Last night Jason and I were in the mood for chocolate and cookies. I remembered that I had found a recipe I wanted to try from a blog I just stumbled across a few weeks ago called The Kitchen Sink Recipes. The blog is great and I recommend you all take a look at it sometime. Ironically, the author lives just a hop, skip, and jump away from us over in Chicago. I am not sure why, but I always seem to enjoy blogs that are written by people who live near me.
- ½ cup all-purpose flour
- ¼ cup whole wheat flour
- 1 cup regular oats
- ½ teaspoon baking soda
- ½ teaspoon cinnamon
- ¼ teaspoon salt
- ¾ cup packed brown sugar
- ¼ cup unsalted butter, room temperature
- 1 teaspoon pure vanilla extract
- 1 large egg
- 1 tablespoon light corn syrup
- ½ cup chocolate chips
- 1/3 cup raisins
- 1/3 cup chopped walnuts
- 2 tablespoons unsweetened coconut
- Preheat oven to 350°. Lightly spray a square 9×9 baking pan or line with parchment paper.

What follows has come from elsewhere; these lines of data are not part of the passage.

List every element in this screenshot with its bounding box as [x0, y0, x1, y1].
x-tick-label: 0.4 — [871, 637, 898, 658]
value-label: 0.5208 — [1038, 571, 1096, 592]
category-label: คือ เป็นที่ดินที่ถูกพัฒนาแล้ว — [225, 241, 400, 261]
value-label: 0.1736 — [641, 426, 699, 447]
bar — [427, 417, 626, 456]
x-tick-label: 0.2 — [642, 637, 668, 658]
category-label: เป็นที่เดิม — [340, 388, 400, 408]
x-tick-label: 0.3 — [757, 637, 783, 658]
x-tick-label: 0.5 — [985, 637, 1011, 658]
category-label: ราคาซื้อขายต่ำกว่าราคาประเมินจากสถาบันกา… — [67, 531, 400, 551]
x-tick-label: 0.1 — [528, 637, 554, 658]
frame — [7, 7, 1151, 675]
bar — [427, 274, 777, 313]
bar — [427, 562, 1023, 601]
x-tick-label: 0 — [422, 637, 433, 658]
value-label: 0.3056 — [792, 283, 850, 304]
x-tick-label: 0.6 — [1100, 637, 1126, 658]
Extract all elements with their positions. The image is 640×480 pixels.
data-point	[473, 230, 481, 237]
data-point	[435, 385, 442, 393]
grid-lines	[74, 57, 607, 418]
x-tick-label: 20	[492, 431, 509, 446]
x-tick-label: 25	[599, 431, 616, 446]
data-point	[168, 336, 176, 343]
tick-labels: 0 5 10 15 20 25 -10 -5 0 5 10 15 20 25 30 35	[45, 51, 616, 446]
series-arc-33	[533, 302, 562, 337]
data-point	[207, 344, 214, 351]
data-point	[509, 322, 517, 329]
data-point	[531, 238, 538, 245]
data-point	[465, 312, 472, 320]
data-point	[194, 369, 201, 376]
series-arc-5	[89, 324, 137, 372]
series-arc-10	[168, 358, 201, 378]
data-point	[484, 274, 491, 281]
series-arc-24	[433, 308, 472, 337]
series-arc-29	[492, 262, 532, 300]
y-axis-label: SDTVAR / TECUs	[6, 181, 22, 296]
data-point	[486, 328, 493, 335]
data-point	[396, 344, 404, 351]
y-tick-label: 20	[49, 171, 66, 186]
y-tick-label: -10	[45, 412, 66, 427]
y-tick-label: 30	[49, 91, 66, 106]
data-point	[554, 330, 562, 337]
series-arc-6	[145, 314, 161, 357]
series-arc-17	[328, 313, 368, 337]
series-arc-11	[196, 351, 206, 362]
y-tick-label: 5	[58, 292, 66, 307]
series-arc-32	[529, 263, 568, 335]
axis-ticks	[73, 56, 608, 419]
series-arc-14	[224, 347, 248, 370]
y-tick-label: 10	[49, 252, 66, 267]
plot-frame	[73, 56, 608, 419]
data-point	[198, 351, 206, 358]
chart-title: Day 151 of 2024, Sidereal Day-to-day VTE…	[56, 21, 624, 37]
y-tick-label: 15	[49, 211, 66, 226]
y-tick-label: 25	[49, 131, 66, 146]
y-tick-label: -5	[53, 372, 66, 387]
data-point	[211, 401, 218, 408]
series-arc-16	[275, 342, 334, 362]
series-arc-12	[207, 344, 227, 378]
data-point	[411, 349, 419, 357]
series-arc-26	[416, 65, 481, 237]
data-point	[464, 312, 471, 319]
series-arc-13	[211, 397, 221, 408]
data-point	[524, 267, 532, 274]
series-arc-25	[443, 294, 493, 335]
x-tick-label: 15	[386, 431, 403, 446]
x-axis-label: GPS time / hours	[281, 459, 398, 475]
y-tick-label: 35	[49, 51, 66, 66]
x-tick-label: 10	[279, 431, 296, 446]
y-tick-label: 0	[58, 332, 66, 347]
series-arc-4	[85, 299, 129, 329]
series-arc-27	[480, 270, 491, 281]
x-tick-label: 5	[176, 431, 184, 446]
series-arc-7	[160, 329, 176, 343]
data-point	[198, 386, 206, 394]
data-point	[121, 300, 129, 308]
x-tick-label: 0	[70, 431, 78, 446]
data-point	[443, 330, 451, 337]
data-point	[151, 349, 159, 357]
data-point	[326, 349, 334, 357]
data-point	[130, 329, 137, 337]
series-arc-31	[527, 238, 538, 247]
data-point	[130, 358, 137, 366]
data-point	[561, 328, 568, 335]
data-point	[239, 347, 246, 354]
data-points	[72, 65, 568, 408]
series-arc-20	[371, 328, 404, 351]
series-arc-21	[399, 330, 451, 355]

- In a medium bowl, whisk together the flour, oats, baking soda, cinnamon and salt.
- In a large bowl beat the sugar and butter until creamy. Beat in the vanilla, egg and corn syrup.
- In two steps, add flour mixture and then beat until just combined.
- Fold in the remaining ingredients.
- Pour into the baking pan. With wax paper around your fingers, press the cookie mixture down lightly.
- Bake for 18-22 minutes, or until the top is golden brown. If you are looking to make regular cookies, just cut the baking time down to 12 minutes or so.
- Let cool for 15 minutes. Cut into 16 pieces.